Georgetown students push university for action on slavery reparations
Georgetown University students gathered Thursday to protest the university's lack of progress on implementing reparations for descendants of slaves once sold by the school. Students voted overwhelmingly in favor of the plan in a referendum in April, but activists say so far little has been done to carry it out.
"The school has kept us in a sort of purgatory in terms of implementation," said Nile Blass, a member of the GU272 advocacy group, which created the referendum. "I think that what we've seen is a series of meetings that stressed the importance of the referendum and what it represents without timelines, without dates, without specific plans, without specific language. How many times can you be told that progress is being made without evidence?"
The referendum proposed that each student pay a fee of $27.20 per semester to benefit descendants of 272 enslaved people sold by the school in the 19th century. It was backed by 66% of student voters. Nearly 58% of the student body participated in the vote.
The school's board of trustees now has to vote for the fee to be implemented, which hasn't happened. The GU272 student advocacy group fears the December deadline will come and pass without any action from the board.
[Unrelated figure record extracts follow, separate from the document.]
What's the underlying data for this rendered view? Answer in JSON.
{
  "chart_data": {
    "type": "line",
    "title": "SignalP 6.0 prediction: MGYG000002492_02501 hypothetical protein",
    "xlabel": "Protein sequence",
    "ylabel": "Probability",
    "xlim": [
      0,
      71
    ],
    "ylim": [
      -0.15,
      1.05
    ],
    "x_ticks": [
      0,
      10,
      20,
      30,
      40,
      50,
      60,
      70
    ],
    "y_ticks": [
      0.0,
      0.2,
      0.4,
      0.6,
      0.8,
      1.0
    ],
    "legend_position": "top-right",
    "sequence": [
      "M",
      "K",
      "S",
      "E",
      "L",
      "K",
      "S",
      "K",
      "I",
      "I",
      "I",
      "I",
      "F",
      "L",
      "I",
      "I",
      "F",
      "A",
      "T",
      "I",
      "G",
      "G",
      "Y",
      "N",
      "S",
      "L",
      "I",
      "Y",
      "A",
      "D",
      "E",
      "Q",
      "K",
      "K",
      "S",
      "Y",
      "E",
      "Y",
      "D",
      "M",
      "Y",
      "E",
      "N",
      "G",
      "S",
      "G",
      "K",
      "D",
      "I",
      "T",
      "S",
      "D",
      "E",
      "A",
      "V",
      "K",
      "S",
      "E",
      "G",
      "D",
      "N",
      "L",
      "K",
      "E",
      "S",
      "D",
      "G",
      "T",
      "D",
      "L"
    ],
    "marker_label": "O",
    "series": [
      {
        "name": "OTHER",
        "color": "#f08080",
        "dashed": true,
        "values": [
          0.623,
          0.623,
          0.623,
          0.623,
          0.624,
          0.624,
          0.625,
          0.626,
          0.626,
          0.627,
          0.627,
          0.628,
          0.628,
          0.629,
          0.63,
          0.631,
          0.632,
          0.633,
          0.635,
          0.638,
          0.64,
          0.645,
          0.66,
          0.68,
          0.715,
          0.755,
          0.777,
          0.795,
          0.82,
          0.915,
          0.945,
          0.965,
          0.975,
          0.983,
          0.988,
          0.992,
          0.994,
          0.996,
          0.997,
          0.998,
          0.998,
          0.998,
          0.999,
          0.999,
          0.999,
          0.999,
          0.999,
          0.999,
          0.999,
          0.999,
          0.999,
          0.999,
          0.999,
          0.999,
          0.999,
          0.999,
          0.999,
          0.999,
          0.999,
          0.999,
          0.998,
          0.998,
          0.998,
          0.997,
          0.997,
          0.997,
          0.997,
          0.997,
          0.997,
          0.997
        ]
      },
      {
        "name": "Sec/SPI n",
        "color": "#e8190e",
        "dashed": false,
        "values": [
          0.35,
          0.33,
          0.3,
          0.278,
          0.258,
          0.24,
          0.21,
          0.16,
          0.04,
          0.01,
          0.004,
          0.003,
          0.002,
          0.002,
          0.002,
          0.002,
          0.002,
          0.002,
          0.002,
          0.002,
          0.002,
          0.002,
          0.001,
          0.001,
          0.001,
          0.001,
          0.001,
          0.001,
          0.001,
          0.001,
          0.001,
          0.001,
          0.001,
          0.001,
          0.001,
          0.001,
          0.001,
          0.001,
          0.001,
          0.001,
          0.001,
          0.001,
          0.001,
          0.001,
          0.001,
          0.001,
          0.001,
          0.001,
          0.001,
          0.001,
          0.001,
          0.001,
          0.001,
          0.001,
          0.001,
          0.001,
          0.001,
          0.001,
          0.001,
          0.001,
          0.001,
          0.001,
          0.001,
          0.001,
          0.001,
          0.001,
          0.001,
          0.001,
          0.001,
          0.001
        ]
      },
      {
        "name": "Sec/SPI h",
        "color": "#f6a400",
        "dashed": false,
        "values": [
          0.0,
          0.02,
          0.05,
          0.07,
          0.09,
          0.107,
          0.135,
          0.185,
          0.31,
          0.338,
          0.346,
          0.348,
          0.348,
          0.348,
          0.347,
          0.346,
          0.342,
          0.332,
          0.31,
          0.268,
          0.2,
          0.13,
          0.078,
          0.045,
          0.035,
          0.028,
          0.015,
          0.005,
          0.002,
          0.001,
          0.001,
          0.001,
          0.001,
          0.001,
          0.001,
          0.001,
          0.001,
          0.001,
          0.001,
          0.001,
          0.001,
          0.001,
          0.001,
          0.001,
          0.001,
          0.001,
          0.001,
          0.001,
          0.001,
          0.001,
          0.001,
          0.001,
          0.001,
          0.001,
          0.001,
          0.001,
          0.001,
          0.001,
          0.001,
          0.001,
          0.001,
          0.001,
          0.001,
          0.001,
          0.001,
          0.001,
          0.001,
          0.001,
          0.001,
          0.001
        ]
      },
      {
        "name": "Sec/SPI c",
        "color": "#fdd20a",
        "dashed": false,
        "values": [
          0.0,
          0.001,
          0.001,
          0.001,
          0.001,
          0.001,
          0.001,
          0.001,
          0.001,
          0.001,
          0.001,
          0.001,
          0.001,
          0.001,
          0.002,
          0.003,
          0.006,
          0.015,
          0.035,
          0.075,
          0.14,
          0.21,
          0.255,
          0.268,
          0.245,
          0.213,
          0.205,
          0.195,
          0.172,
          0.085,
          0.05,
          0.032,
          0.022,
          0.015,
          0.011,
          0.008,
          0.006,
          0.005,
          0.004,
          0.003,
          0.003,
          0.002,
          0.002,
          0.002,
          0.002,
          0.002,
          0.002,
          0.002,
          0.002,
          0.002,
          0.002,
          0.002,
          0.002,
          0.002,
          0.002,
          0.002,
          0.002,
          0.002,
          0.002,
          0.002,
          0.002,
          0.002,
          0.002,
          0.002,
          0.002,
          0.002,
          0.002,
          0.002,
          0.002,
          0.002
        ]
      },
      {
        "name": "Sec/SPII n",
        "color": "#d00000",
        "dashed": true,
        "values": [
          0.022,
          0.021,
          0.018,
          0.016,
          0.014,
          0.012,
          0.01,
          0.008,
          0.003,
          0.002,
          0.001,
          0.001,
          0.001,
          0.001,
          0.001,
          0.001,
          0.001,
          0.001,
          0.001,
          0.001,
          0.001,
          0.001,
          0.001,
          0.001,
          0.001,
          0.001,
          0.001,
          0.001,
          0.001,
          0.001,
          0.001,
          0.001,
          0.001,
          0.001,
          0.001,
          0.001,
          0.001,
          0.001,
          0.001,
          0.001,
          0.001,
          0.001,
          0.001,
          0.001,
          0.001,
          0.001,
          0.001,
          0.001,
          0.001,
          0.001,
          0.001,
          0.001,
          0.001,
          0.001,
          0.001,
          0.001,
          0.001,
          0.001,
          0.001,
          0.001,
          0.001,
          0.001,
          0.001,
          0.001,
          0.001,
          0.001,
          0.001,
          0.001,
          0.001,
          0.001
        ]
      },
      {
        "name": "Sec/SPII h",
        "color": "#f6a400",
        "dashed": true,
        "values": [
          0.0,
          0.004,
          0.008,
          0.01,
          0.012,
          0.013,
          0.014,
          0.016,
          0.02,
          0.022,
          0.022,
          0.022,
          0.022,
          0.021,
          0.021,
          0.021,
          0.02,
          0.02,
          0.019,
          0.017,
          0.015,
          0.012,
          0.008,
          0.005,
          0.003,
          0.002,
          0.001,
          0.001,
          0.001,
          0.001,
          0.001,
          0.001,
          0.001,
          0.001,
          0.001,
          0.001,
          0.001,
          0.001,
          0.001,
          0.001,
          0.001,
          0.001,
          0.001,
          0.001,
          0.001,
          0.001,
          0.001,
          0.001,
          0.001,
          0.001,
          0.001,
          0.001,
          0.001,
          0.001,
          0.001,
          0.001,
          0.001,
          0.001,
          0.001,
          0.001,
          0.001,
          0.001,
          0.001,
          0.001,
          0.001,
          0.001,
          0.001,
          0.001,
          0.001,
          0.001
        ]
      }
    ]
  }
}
Blass, who is a sophomore double major in African-American studies and government, says the longer the vote is stalled, the harder it will be to implement. "It erases our ability to plan efficiently and progressively ahead," she said, noting that if this is continuously pushed off, those who helped create and advocate for the referendum will start to graduate.
The group wants Georgetown to at least provide a timeline for implementation, if not an immediate vote.
"We are pushing for specific dates and dialogue, and not just platitudes," Blass said.
Meghan Dubyak, associate vice president for strategic communications at Georgetown, said in statement that "throughout the summer and into the fall semester, Georgetown leaders have been working through questions raised by the referendum, including governance structures, the university's non-profit status, sources of funding, consultations with the Descendant community, and connections to our ongoing dialogue process with the Descendant community and Society of Jesus."
But the GU272 advocacy group believes the university hasn't done enough, holding meetings with students in which the administration "spent the majority of the conversation dodging direct questions made by the advocacy team and emphasizing dialogue over tangible steps forward."
The students protested outside the Board of Directors meeting Thursday in an attempt to push the university to take action.
"A reminder that we are here, that we are present and we have expectations of response," Blass said. "We are paying attention to the results of this meeting."
She emphasized that this issue cannot afford to be forgotten given its national implications.
"When we were thrown into the spotlight last school year, we became a social experiment for the United States on whether or not reparative justice is something that we can deal with," she said.
"It's the time to do this because it can have ramifications greater than us."